Derek Bose (born 15 September 1956 in Calcutta) is an author and journalist who specializes in Bollywood and other aspects of India's film industry. An alumnus of St Columba's, New Delhi, he has held senior editorial positions with India's premier news organisations, the Press Trust of India and the Indian Express.

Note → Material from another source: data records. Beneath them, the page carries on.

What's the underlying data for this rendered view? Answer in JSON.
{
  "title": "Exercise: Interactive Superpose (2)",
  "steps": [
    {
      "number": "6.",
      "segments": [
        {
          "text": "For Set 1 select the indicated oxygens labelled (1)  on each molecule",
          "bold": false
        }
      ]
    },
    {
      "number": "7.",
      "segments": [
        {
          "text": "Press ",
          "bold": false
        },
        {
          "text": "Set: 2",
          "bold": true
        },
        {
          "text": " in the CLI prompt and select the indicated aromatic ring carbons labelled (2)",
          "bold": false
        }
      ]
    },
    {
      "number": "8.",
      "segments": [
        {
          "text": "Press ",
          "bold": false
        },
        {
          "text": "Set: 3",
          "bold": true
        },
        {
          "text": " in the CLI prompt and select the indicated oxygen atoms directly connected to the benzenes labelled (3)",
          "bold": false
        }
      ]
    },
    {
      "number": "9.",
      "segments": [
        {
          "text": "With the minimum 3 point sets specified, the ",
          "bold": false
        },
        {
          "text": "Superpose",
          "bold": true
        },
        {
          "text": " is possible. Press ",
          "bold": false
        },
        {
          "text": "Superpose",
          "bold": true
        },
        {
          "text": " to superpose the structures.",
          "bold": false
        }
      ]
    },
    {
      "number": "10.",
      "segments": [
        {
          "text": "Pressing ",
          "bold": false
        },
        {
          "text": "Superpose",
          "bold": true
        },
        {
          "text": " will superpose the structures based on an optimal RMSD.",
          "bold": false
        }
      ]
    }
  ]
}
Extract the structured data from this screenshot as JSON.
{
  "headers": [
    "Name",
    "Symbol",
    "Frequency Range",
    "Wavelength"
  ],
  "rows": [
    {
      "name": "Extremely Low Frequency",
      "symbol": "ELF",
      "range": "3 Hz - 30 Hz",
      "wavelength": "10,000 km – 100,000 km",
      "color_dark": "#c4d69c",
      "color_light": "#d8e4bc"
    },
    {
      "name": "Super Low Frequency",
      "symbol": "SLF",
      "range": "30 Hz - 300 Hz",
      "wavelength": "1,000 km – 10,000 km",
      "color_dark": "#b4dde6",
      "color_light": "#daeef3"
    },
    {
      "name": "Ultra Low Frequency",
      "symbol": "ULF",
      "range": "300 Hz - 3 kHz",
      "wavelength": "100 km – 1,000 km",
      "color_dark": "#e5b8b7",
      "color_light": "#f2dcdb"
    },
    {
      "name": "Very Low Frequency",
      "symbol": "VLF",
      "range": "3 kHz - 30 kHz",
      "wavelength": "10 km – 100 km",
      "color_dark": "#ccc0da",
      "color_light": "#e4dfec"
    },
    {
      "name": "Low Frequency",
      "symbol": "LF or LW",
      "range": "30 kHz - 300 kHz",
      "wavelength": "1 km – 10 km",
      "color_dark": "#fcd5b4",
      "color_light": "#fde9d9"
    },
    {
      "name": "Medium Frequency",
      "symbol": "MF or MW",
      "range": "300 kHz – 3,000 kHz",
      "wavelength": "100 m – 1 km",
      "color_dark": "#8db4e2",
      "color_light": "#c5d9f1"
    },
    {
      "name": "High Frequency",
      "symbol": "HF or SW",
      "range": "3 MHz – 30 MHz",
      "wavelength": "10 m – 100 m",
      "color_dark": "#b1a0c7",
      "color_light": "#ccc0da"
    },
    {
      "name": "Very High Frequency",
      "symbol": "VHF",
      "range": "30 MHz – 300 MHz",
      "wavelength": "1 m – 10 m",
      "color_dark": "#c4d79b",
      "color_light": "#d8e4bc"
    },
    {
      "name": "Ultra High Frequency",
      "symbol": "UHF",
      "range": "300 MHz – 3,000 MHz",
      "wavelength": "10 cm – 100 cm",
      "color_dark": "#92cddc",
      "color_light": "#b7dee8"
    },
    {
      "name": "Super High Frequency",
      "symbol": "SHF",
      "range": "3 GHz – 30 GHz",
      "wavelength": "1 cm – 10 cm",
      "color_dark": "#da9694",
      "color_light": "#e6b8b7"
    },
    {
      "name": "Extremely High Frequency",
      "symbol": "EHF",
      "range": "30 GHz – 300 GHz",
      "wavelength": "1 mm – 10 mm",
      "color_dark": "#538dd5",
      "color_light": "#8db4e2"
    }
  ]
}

His features have appeared in leading journals across the world, including Screen International (USA), Leicester Mercury (U.K.), Post Natal (South Africa), Khaleej Times, Gulf News (UAE) and New Straits Times (Malaysia).

==Works==
Bose is the author of the following books on cinema:

- Bollywood Unplugged: Deconstructing Cinema in Black & White (Frog Books)
- Kishore Kumar: Method in Madness (Rupa & Co), a coffee-table book published for the Bollywood icon's birthday
- Bollywood Uncensored: What You Don’t See on Screen and Why (Rupa & Co), focusing on the censoring of Bollywood films
- Everybody Wants a Hit: 10 Mantras of Success in Bollywood Cinema (Jaico)
- Sameer: A Way With Words (Gayatri Publications), a coffee-table book focusing on one of Bollywood's premier lyricists.
- Brand Bollywood: A New Global Entertainment Order (Sage), which focused on the media convergence surrounding Bollywood and the revenue generation that is still developing, together with what is required to move forward.

== Awards ==

In 2007, he was awarded the Rastriya Ratna as the best Indian film journalist of the year.